Les gens sérieux se demandent toujours pourquoi les royalistes existent encore, à une heure où la couronne évoque le dentiste davantage que la tradition capétienne. Pourtant, cette nébuleuse continue à vivre à travers des revues, des magazines, des cercles, des colloques et des conférences, des commémorations et des fêtes.
Les raisons pour lesquelles des Français de 2008 se disent « royalistes » sont très diverses. Il y a bien sûr des héritages familiaux et des transmissions idéologiques qui se combinent avec un rapport théorique et/ou mystique au Prince. Il y a des royalistes “maurrassiens”, et d’autres, marqués par Bernanos ou par Boutang ; il y a des spiritualistes et des traditionalistes, des réalistes politiques et des ésotéristes… toute une variété qui apparaît sitôt que l’on cherche à détailler ce que le mot « royalisme » englobe aujourd’hui.
Crise ouverte
Le royalisme connaît une profonde modification depuis la disparition par à coups mais certaine de l’Action française, tandis que la NAR survit. On pourra toujours rechercher des raisons internes à cet affaiblissement, mais il faut bien avouer qu’il reflète le processus général d’atomisation et de dépolitisation de la société contemporaine. Depuis la guerre d’Algérie, nous vivons la fin des grands récits, une certaine sortie de l’histoire, la diminution du rôle de la France dans le monde, le déclin du sens de la nation : phénomènes terriblement corrosifs pour l’imagination et la volonté. Sans mythe, sans épopée collective, sans rassemblement symbolique, un projet politique peut-il aboutir ?

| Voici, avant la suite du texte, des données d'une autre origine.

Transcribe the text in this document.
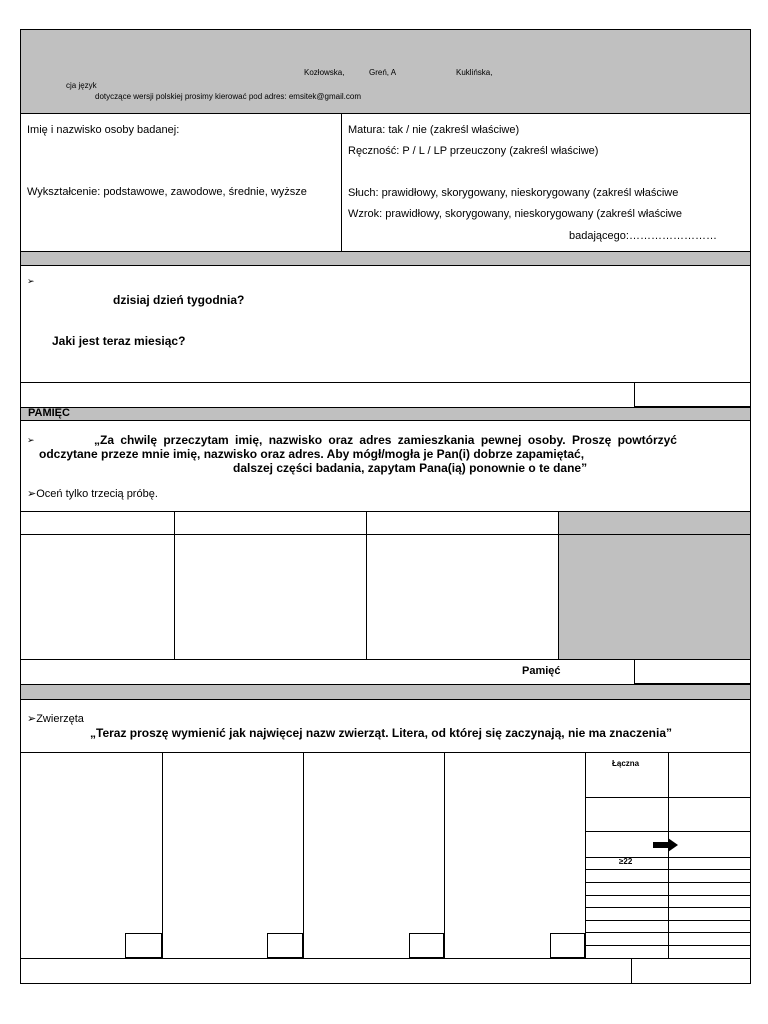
Kozłowska,	Greń, A	Kuklińska,
cja język
dotyczące wersji polskiej prosimy kierować pod adres: emsitek@gmail.com
Imię i nazwisko osoby badanej:
Wykształcenie: podstawowe, zawodowe, średnie, wyższe
Matura: tak / nie (zakreśl właściwe)
Ręczność: P / L / LP przeuczony (zakreśl właściwe)
Słuch: prawidłowy, skorygowany, nieskorygowany (zakreśl właściwe
Wzrok: prawidłowy, skorygowany, nieskorygowany (zakreśl właściwe
badającego:……………………
➢
dzisiaj dzień tygodnia?
Jaki jest teraz miesiąc?
PAMIĘC
➢	„Za chwilę przeczytam imię, nazwisko oraz adres zamieszkania pewnej osoby. Proszę powtórzyć
odczytane przeze mnie imię, nazwisko oraz adres. Aby mógł/mogła je Pan(i) dobrze zapamiętać,
dalszej części badania, zapytam Pana(ią) ponownie o te dane”
➢Oceń tylko trzecią próbę.
Pamięć
➢Zwierzęta
„Teraz proszę wymienić jak najwięcej nazw zwierząt. Litera, od której się zaczynają, nie ma znaczenia”
Łączna
≥22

Le déclin du royalisme politique n’empêche pas celui-ci de s’exprimer, on l’a dit, à travers une presse, un certain nombre de cercles et par le biais d’Internet. Mais la pérennité de ce courant est-elle assurée sans une visibilité à travers des mouvements politiques ? Certes, la recherche intellectuelle se poursuit : c’est aux générations de la NAR, à celles de Réaction et à celles des Épées de la garantir pour l’avenir. Mais avec une différence : autrefois, le royalisme était vivifié par des statures, c’est-à-dire, des auteurs reconnus au-delà de leur engagement politique grâce à leur étoffe intellectuelle : sans remonter à Maurras ou à Bernanos, on peut citer les noms de Gustave Thibon et de Pierre Boutang. Ces figures ont disparu et ne sont pas remplacées – ce déclin touche certes toutes les familles de pensée.

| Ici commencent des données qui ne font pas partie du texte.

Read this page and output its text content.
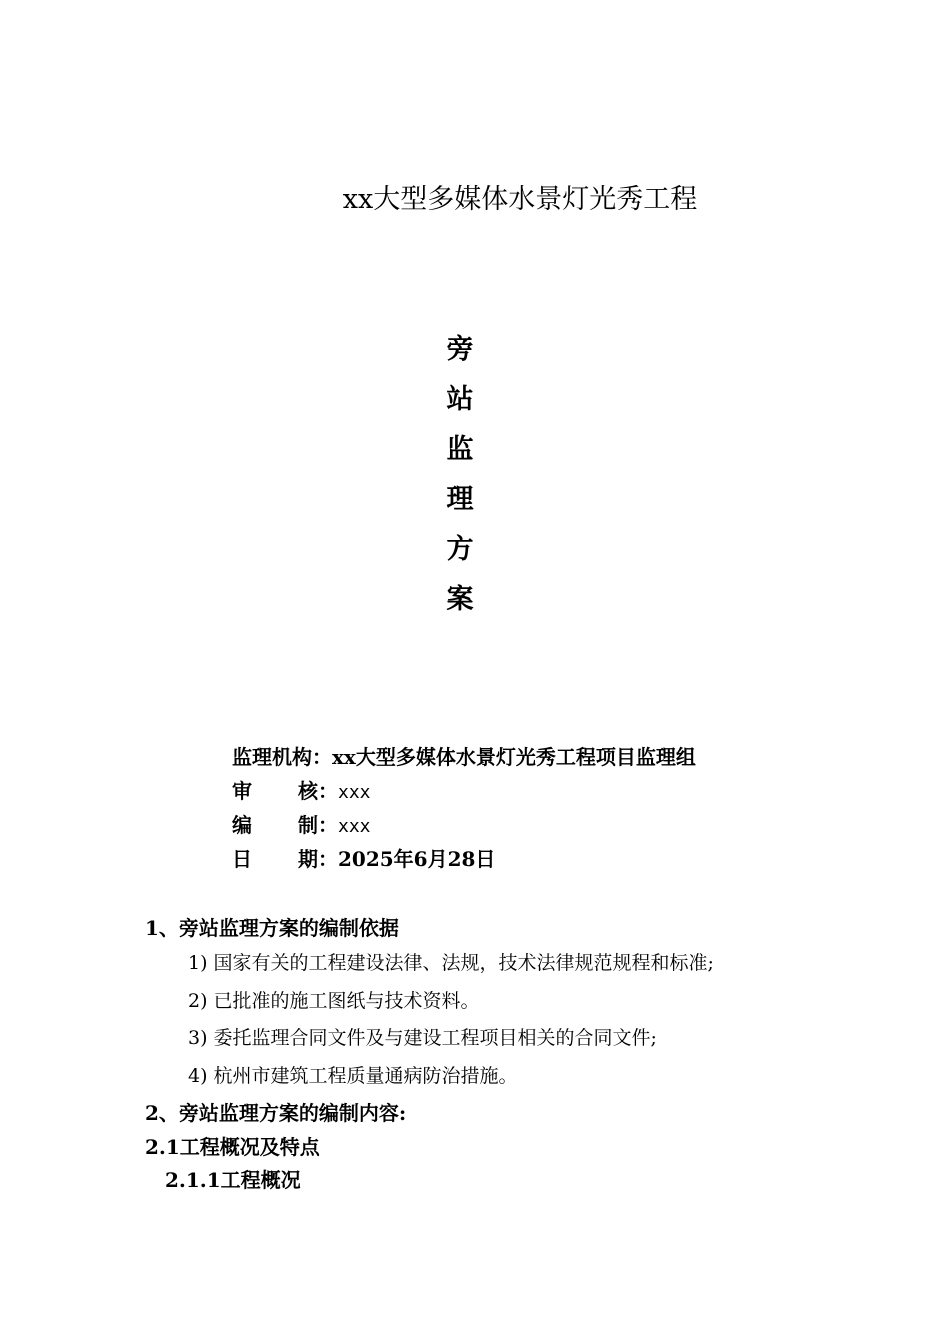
xx大型多媒体水景灯光秀工程
旁
站
监
理
方
案
监理机构：xx大型多媒体水景灯光秀工程项目监理组
审 核：xxx
编 制：xxx
日 期：2025年6月28日
1、旁站监理方案的编制依据
1) 国家有关的工程建设法律、法规，技术法律规范规程和标准;
2) 已批准的施工图纸与技术资料。
3) 委托监理合同文件及与建设工程项目相关的合同文件;
4) 杭州市建筑工程质量通病防治措施。
2、旁站监理方案的编制内容:
2.1工程概况及特点
2.1.1工程概况
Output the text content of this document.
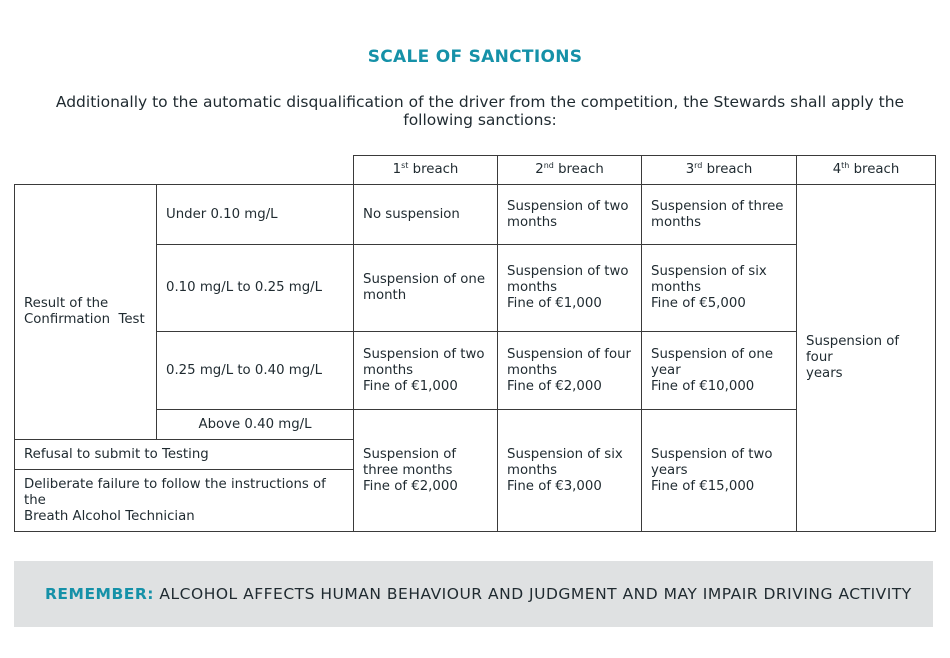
SCALE OF SANCTIONS
Additionally to the automatic disqualification of the driver from the competition, the Stewards shall apply the following sanctions:
		1st breach	2nd breach	3rd breach	4th breach

Result of the
Confirmation  Test	Under 0.10 mg/L	No suspension	Suspension of two
months	Suspension of three
months	Suspension of four
years

	0.10 mg/L to 0.25 mg/L	Suspension of one
month	Suspension of two
months
Fine of €1,000	Suspension of six
months
Fine of €5,000	

	0.25 mg/L to 0.40 mg/L	Suspension of two
months
Fine of €1,000	Suspension of four
months
Fine of €2,000	Suspension of one
year
Fine of €10,000	

	Above 0.40 mg/L	Suspension of
three months
Fine of €2,000	Suspension of six
months
Fine of €3,000	Suspension of two
years
Fine of €15,000	

Refusal to submit to Testing					

Deliberate failure to follow the instructions of the
Breath Alcohol Technician					
REMEMBER: ALCOHOL AFFECTS HUMAN BEHAVIOUR AND JUDGMENT AND MAY IMPAIR DRIVING ACTIVITY
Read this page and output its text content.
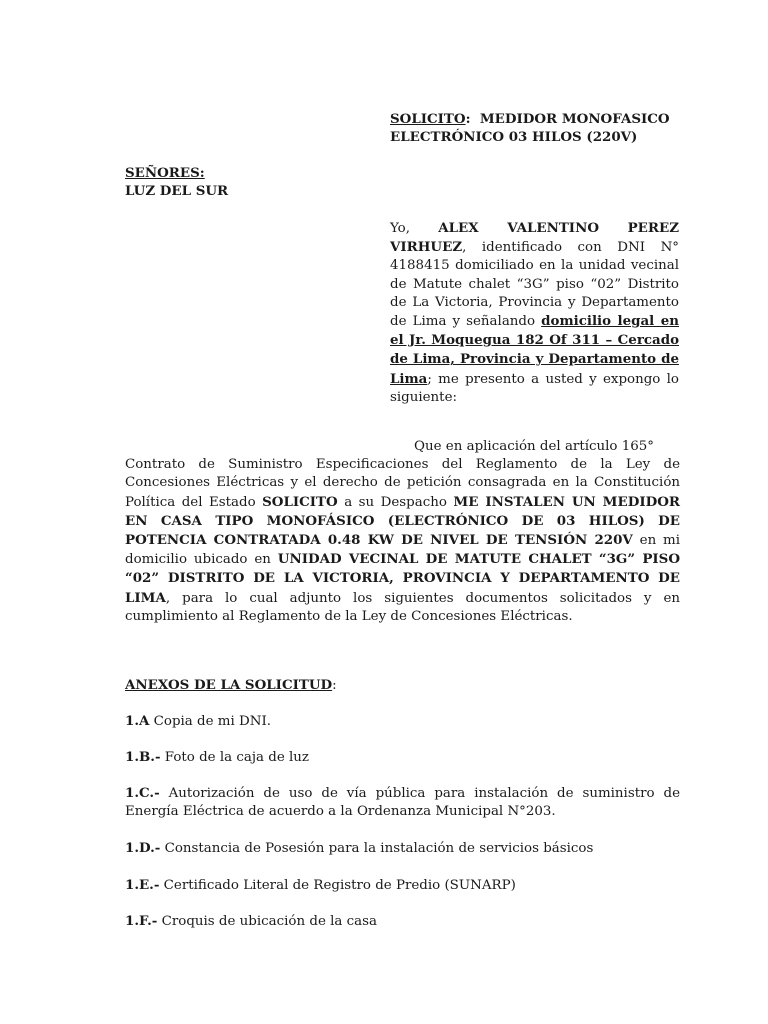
SOLICITO:  MEDIDOR MONOFASICO
ELECTRÓNICO 03 HILOS (220V)
SEÑORES:
LUZ DEL SUR
Yo, ALEX VALENTINO PEREZ VIRHUEZ, identificado con DNI N° 4188415 domiciliado en la unidad vecinal de Matute chalet “3G” piso “02” Distrito de La Victoria, Provincia y Departamento de Lima y señalando domicilio legal en el Jr. Moquegua 182 Of 311 – Cercado de Lima, Provincia y Departamento de Lima; me presento a usted y expongo lo siguiente:
Que en aplicación del artículo 165°
Contrato de Suministro Especificaciones del Reglamento de la Ley de Concesiones Eléctricas y el derecho de petición consagrada en la Constitución Política del Estado SOLICITO a su Despacho ME INSTALEN UN MEDIDOR EN CASA TIPO MONOFÁSICO (ELECTRÓNICO DE 03 HILOS) DE POTENCIA CONTRATADA 0.48 KW DE NIVEL DE TENSIÓN 220V en mi domicilio ubicado en UNIDAD VECINAL DE MATUTE CHALET “3G” PISO “02” DISTRITO DE LA VICTORIA, PROVINCIA Y DEPARTAMENTO DE LIMA, para lo cual adjunto los siguientes documentos solicitados y en cumplimiento al Reglamento de la Ley de Concesiones Eléctricas.
ANEXOS DE LA SOLICITUD:
1.A Copia de mi DNI.
1.B.- Foto de la caja de luz
1.C.- Autorización de uso de vía pública para instalación de suministro de Energía Eléctrica de acuerdo a la Ordenanza Municipal N°203.
1.D.- Constancia de Posesión para la instalación de servicios básicos
1.E.- Certificado Literal de Registro de Predio (SUNARP)
1.F.- Croquis de ubicación de la casa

Ici, quitte à endurer l’ire de certains lecteurs, je voudrais ne reculer devant aucune question. Non pas pour caresser la mort, mais pour prévenir contre des masques. Sans doute, une certaine forme de royauté me paraît a priori préférable à la démocratie républicaine dans laquelle nous vivons. Mais il faut se demander honnêtement si l’évolution du royalisme n’indique pas une crise plus profonde, qui affecte sa possibilité même. Elle tient au fait que l’attachement au « roi » constitue une fidélité plus qu’un projet politique et social, et que la France n’est plus en monarchie… depuis 1848 ! Le Roi s’est fait imperceptible, rangé parmi les figures de l’histoire. Autrement dit, en monarchie, il n’est pas sûr que l’on ait besoin du royalisme : le lien au Prince, le consentement sont là. Dans une situation comme la nôtre, le royalisme politique devient une nécessité un peu paradoxale, en mettant de l’idéologie là où devrait exister une forme d’habitude et de confiance. Il ne remplace pas le roi et peut interférer avec le dialogue que le Prince doit en principe entretenir avec son peuple.

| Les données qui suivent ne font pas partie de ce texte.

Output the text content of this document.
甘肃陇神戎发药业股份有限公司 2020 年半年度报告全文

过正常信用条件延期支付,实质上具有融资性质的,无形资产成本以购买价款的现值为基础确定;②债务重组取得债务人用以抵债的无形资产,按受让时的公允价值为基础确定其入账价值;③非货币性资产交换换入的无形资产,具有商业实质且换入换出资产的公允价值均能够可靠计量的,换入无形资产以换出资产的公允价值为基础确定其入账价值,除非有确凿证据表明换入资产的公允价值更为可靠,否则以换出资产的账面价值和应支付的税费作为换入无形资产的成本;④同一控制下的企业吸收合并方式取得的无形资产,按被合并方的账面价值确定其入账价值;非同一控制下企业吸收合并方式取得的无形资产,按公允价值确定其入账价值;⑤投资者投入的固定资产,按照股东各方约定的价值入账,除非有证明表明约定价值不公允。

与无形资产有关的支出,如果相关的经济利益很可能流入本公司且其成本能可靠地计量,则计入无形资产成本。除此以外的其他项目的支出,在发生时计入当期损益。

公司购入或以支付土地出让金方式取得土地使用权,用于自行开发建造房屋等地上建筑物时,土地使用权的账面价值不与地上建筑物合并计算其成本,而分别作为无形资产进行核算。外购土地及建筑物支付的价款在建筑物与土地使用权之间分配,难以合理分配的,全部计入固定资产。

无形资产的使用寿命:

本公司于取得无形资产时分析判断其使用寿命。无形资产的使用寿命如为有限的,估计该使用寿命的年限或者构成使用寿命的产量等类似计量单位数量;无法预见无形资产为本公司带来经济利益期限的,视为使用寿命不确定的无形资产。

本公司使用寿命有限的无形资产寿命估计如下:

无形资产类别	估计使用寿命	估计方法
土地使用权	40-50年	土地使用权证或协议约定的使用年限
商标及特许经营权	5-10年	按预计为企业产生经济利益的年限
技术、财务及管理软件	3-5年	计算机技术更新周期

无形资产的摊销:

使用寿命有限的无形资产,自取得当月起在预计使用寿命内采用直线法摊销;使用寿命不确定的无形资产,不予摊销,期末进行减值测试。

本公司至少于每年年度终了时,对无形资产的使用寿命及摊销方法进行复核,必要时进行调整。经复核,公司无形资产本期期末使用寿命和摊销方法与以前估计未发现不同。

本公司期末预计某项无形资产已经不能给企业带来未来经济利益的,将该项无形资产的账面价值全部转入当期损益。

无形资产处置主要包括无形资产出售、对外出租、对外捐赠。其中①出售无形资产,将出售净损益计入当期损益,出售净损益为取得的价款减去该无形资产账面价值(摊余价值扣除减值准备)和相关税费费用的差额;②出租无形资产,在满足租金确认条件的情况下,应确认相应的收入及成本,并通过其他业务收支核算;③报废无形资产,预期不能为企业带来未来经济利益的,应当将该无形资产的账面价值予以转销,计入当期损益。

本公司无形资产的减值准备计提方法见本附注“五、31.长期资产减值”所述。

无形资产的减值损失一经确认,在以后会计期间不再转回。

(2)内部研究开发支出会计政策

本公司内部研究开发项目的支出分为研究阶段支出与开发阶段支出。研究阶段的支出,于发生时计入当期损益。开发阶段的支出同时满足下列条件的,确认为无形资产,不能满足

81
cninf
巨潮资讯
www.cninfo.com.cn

Le moins que l’on puisse dire, c’est que pour la plupart de nos compatriotes, la question de l’adoption du gouvernement monarchique ne se pose pas, parce que le Prince n’est pas assez connu et que la parole royaliste est rejetée du débat. Elle renvoie le plus souvent à une vision péjorative de l’histoire de France. On répliquera que c’est moins le royalisme qui est en crise que le Politique lui-même. Cette appréciation paraît assez exacte, mais elle sous-estime peut-être la crise : l’autonomisme et l’atomisation démocratiques peuvent en effet se contenter de cette situation, rejeter monarchie et république du côté de l’archaïsme, parce qu’elles sont liées à une certaine organicité de la collectivité humaine. D’autre part, le déclin du républicanisme ne coïncide pas nécessairement avec une remontée des possibilités royalistes : ce serait faire fi de cent cinquante ans de tradition républicaine, qui imprègnent les catégories généralement en vigueur. Ces positions sont enfin malmenées par l’insignifiance du monde moderne.
Une vérité théorique
En 1989, Roland Mousnier rappelait devant une assistance que les principales conditions étaient réunies pour que la France retrouve une monarchie : une famille princière et un peuple. La philosophie (ou la théologie), l’histoire et la littérature possèdent toutes les armes nécessaires pour défendre la légitimité d’un gouvernement monarchique : de Platon à Saint-Thomas d’Aquin, de Bodin à Montesquieu, de Bonald et Maistre à Maritain, de Maurras à Bernanos, de Jacques Bainville à Boutang, les royalistes trouvent à leur disposition de formidables trésors intellectuels, qui tous apportent une certaine justification à la monarchie et à la fidélité personnelle qu’un Français peut entretenir avec son Prince. Monarchie constitutionnelle, parlementaire, démocratique, républicaine, toutes les combinaisons peuvent être envisagées grâce à l’effort conjugué de la pensée politique et du droit constitutionnel. L’avenir théorique est infiniment ouvert.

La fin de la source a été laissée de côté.